In my daily life, all this plays out like driving home on autopilot—forgetting the road, feeling the inertia of routine, and ending up somewhere unintended. In classrooms, I see students wrestling with the same forces: between conditioned knowledge of what to do, procrastination, and action. In pandemic classrooms and the distractions of current politics, we all feel a deficit in our cognitive systems—our routines unravel, our attention frays, and our brains realize how much effort it takes to get On Task when the scaffolding disappears. If you’ve ever wondered why a simple act like making coffee can feel so complicated—or what happens in a brain when you try to stop one task and start another—this book offers insight, not just explanation.
What stays with me is that Badre refuses false optimism. He doesn’t say, “just build more willpower.” Instead, he hands us a mirror: our executive function is shaped—and we can shape it too, through environment, practice, small routines. That kind of insight feels hopeful because it’s real. It demands curiosity, not quick fixes.

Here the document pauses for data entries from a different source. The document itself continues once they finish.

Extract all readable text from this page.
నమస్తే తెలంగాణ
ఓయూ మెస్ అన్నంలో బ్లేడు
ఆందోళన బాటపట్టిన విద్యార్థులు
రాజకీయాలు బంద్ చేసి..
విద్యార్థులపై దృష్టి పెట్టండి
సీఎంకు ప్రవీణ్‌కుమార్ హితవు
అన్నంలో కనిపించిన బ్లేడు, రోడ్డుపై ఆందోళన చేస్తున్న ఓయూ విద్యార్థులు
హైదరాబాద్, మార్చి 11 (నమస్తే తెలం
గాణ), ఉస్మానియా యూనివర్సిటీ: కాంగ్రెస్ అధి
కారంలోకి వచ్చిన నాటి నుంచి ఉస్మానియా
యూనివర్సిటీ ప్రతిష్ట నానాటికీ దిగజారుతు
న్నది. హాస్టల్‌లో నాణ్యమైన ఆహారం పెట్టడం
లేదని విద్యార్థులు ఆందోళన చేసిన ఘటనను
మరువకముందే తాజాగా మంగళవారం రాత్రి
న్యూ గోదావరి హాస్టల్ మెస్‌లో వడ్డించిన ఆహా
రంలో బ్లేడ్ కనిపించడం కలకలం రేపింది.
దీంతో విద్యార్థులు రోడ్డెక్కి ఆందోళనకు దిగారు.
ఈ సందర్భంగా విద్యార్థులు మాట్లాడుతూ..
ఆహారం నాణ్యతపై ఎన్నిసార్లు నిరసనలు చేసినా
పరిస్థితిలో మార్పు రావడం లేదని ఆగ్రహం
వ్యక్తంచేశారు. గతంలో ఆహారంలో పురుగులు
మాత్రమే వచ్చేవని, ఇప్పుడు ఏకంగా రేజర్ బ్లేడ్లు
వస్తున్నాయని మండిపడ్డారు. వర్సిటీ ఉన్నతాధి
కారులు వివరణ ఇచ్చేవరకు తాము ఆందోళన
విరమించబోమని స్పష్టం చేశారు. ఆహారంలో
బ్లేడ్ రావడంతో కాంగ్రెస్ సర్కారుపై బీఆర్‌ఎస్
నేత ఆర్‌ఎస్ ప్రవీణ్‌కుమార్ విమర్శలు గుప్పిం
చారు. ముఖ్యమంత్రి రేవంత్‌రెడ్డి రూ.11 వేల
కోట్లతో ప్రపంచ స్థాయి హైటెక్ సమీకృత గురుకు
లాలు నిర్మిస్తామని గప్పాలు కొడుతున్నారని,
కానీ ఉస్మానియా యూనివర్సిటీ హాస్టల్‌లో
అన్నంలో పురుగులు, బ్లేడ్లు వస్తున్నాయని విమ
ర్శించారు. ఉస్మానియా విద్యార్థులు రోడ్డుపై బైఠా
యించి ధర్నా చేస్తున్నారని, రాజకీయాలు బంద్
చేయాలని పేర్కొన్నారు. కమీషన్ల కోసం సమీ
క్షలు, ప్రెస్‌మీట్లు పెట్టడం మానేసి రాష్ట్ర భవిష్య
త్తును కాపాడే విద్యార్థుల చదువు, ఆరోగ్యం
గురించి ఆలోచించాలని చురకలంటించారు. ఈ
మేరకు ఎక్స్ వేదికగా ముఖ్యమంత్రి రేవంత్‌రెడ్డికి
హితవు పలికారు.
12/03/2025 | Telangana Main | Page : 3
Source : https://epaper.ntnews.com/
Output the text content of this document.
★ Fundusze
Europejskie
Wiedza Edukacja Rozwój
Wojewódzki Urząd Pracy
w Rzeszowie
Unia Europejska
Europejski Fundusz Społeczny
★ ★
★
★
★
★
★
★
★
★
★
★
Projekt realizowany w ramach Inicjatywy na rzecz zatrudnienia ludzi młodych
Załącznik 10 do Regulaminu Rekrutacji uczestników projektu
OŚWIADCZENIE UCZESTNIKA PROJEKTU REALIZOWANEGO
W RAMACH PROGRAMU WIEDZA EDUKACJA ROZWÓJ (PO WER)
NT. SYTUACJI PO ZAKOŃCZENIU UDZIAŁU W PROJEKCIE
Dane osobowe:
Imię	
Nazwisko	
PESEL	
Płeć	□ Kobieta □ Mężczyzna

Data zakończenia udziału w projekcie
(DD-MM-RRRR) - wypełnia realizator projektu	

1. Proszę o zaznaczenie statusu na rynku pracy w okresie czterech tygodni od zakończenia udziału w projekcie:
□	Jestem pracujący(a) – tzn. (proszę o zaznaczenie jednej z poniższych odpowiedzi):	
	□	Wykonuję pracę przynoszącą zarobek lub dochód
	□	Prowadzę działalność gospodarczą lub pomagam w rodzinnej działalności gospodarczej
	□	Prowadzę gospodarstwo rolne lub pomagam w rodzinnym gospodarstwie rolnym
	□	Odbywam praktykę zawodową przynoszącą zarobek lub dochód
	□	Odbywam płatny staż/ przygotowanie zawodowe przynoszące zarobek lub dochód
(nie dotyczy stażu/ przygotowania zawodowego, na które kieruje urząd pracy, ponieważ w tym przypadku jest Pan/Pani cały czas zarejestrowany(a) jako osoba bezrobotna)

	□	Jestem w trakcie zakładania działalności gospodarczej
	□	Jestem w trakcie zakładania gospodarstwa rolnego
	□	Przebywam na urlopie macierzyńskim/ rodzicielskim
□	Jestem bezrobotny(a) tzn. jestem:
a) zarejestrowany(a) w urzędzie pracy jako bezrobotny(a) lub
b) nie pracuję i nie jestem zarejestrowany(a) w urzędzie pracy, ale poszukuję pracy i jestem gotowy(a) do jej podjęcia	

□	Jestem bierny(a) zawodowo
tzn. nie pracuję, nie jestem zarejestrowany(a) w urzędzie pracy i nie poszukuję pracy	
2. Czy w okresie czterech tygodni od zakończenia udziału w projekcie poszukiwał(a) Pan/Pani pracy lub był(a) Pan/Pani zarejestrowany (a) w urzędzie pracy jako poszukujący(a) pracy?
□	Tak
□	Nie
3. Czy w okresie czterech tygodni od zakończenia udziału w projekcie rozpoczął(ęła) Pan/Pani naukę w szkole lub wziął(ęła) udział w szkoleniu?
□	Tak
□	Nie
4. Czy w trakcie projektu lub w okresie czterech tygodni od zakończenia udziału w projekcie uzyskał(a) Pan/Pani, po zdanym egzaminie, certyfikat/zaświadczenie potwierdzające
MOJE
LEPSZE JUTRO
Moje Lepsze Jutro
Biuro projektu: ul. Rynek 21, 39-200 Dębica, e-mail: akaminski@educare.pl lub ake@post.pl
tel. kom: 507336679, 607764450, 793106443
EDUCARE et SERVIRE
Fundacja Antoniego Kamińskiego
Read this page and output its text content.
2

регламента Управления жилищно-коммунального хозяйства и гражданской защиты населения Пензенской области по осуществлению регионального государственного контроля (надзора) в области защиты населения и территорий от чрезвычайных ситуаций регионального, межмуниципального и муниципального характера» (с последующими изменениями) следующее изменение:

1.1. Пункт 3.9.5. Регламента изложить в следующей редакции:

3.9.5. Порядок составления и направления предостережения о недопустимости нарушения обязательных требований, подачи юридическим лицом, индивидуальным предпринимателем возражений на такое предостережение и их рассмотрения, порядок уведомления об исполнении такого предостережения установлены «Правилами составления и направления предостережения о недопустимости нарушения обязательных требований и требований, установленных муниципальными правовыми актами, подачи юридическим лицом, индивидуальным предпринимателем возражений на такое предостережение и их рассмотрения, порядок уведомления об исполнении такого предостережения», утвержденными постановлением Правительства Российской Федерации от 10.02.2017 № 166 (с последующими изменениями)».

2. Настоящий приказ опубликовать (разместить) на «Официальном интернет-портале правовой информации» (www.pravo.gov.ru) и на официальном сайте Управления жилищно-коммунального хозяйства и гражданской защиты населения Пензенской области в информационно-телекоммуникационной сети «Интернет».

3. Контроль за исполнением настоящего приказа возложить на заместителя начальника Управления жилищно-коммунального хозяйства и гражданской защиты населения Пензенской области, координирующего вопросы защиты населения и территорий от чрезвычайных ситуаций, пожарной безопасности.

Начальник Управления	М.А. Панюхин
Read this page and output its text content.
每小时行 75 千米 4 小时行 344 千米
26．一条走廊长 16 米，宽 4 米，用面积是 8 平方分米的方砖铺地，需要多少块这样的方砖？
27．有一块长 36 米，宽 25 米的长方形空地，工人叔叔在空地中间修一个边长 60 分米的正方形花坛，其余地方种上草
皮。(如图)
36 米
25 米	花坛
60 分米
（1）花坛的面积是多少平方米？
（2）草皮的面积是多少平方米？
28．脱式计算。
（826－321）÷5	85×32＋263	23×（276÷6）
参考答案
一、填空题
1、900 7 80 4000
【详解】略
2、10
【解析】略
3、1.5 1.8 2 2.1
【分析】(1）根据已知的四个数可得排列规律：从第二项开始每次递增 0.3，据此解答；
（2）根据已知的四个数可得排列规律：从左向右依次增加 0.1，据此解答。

So here’s my punch at the end, inspired by his closing: On Task feels less like a how‑to‑guide and more like an invitation—to observe our own hidden machinery, to notice how easily routine can slide into unawareness, and to ask: Who am I when my executive function is truly steering? What small moments—making coffee, grading papers, reading a chapter—might I reclaim to bring more awareness, more agency, more grounded action?
If your familiar with “I know what I should do, but I just can’t!”—this is a book to read. It doesn’t diagnose you. It doesn’t sell you magic. It helps you see the space where your choices live—and getting to know me, feels like a foundation worth building on.